Miguel Alves é o novo Chief Financial Officer (CFO) do Banco Português de Fomento, assumindo funções a partir de 2 de março de 2026 e passando a integrar a Comissão Executiva do banco. O gestor transita do Fundo Europeu de Investimento (FEI).

André Manuel Mendes
Fevereiro 26, 2026
12:02

Miguel Alves é o novo Chief Financial Officer (CFO) do Banco Português de Fomento, assumindo funções a partir de 2 de março de 2026 e passando a integrar a Comissão Executiva do banco.

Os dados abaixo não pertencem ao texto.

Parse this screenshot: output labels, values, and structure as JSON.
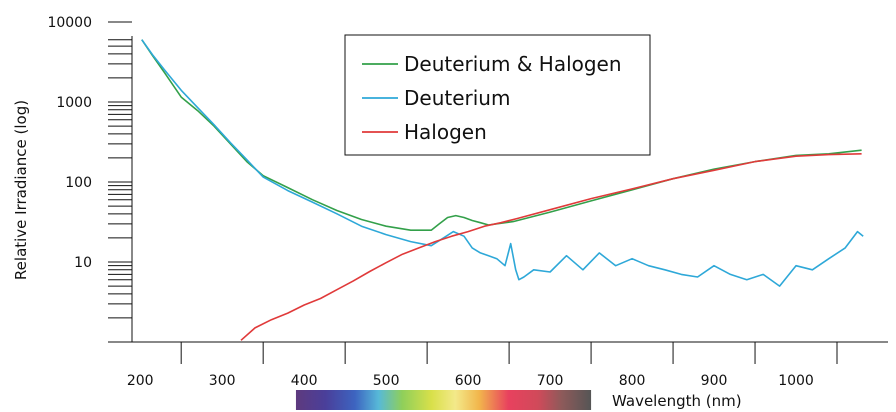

O gestor transita do Fundo Europeu de Investimento (FEI), onde desempenhou responsabilidades na gestão de instrumentos financeiros, com intervenção nas dimensões de capital, garantias e projetos de investimento.



“A entrada do Miguel Alves para Chief Financial Officer representa um reforço claro da ambição e da capacidade do Banco Português de Fomento. Com a sua experiência institucional no Grupo BEI-FEI, aliada ao trabalho de diplomacia de vários Países e vários Governos e à capacidade multilingue de interação em várias geografias, será um CFO com visão de negócio global, com impacto nos resultados, com reforço da nossa competitividade e com foco nas Empresas e na Economia”, explica Gonçalo Regalado, CEO do Banco Português de Fomento.

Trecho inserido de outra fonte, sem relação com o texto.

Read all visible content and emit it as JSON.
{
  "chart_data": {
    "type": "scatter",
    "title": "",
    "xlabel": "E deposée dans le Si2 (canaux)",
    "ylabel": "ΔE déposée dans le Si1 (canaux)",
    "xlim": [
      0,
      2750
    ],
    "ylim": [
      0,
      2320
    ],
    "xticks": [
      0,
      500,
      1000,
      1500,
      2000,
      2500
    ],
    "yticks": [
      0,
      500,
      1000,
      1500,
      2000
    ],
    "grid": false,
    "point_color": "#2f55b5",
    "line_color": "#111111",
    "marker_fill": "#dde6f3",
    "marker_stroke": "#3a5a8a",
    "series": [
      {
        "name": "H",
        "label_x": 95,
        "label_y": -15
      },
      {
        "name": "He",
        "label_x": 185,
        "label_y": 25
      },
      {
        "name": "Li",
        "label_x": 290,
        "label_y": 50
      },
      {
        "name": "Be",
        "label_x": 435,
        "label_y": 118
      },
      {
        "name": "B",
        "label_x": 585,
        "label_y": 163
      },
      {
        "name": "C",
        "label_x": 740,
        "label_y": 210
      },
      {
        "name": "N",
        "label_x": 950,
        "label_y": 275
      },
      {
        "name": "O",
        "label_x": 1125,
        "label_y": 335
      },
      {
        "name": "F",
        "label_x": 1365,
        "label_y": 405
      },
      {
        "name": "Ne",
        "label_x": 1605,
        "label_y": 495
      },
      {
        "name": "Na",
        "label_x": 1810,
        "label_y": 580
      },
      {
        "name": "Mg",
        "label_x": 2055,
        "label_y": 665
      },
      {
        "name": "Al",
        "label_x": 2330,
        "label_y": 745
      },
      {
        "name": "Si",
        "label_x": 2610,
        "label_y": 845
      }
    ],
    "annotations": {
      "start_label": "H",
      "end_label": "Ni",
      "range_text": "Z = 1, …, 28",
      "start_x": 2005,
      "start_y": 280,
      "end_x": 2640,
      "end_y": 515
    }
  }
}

Miguel Alves é detentor da certificação CFA Charter e conta com mais de uma década de experiência no Fundo Europeu de Investimento, no Luxemburgo. Durante esse período, esteve envolvido na gestão de instrumentos financeiros num montante superior a 22,5 mil milhões de euros, abrangendo as áreas de capital, garantias e projetos de investimento.

Com 36 anos, o novo CFO é licenciado em Economia pela Universidade de Coimbra e realizou formações complementares nas Universidades de Harvard e da London School of Economics (LSE).

“O ano de 2025 foi muito desafiante para o Banco Soberano de Portugal e 2026 trará novos desafios aos quais é preciso dar resposta com dinamismo e capacidade, através de uma gestão financeira rigorosa e eficiente, assegurando que os instrumentos financeiros chegam de forma eficaz à economia real e promovem o crescimento sustentável das Empresas e do nosso país”, afirma Miguel Alves.